In 2011, there will be 7,000 new Medicare beneficiaries each day; a total of 2.5 million baby boomers who will swamp America’s senior’s health care insurance program. According to AARP (American Association for Retired Person’s), 70 million individuals are estimated to be Medicare beneficiaries over the next 20 years, compared to 45.2 million in 2008.

Economists predict that Medicare’s current 3.6% of GDP (gross domestic product) cost will jump to 6.4% in twenty years’ time, mainly because the costs of medical care and medications are going up considerably faster than inflation, rather than the impact of an aging population.

There is serious concern that the present system for elderly health care in America could become insolvent for a considerable number of baby boomers when they reach 65 years of age, most of whom have paid into the system while in work.

Sixty per cent of Americans expect full coverage for their medical care when they become Medicare beneficiaries, an Associate Press-GfK survey revealed. However, the surveyors stressed that baby boomers should not expect to get full coverage through Medicare taxes.

Put simply, costs are rising too fast for Medicare taxes to cover everything.

A couple of baby boomers who reach retirement and had paid $114,000 in Medicare payroll taxes will typically require medical care costs exceeding $350,000.

AARP Vice-President, John Rother, said:

“We do need to do better at getting higher value for the dollar in all health care programs, including Medicare, and it’s true that so many boomers enrolling in the program is going to add a sense of urgency to that.

But it’s also true that people who are 65 and first eligible for Medicare statistically do not use much in the way of health services. It’s only when they get into their mid-70s and 80s that they’re likely to need intensive and expensive health care. We have some time to make adjustments.”

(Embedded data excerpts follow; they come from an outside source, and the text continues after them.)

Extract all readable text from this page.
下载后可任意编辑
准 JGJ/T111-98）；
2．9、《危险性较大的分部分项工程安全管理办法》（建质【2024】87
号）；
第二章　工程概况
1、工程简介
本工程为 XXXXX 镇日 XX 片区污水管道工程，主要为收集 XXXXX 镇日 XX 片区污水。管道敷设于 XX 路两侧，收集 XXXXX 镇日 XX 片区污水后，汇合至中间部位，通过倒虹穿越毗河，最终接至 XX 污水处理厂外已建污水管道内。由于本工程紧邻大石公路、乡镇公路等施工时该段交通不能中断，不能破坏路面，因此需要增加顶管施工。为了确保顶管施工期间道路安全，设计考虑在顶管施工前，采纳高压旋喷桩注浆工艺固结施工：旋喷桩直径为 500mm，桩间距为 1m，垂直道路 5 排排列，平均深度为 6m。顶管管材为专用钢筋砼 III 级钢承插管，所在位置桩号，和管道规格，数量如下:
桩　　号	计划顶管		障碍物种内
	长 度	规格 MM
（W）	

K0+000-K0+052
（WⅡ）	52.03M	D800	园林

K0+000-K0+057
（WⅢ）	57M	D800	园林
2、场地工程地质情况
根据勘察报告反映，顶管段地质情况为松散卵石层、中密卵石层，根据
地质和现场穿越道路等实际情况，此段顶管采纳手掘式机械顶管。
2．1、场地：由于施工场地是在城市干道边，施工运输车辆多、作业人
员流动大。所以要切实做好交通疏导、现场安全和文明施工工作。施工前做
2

Medicare is a US Federal health insurance program that pays for medical care and hospitalizations for elderly and some disabled US citizens. The program consists of two main parts for hospital and medical insurance (Part A and Part B), and two other parts that provide flexibility and prescription drugs (Part C and Part D).

Eligible Medicare beneficiaries must be:

  • Over 65 years of age
  • Under 65 and disabled
  • Patients of any age with End-Stage Renal Disease

The Medicare beneficiary must be a US citizen or permanent legal resident of at least 5 consecutive years and is eligible for Social Security benefits with at least ten years of payments contributed into the system.

Medicare is funded mainly through payroll taxes through the Federal Insurance Contributions Act (FICA) and the Self-Employment Contributions Act. Half of contributions are usually paid by the employee and the other half by the employer. Additional funding comes from premiums, deductibles, coinsurance, and copays.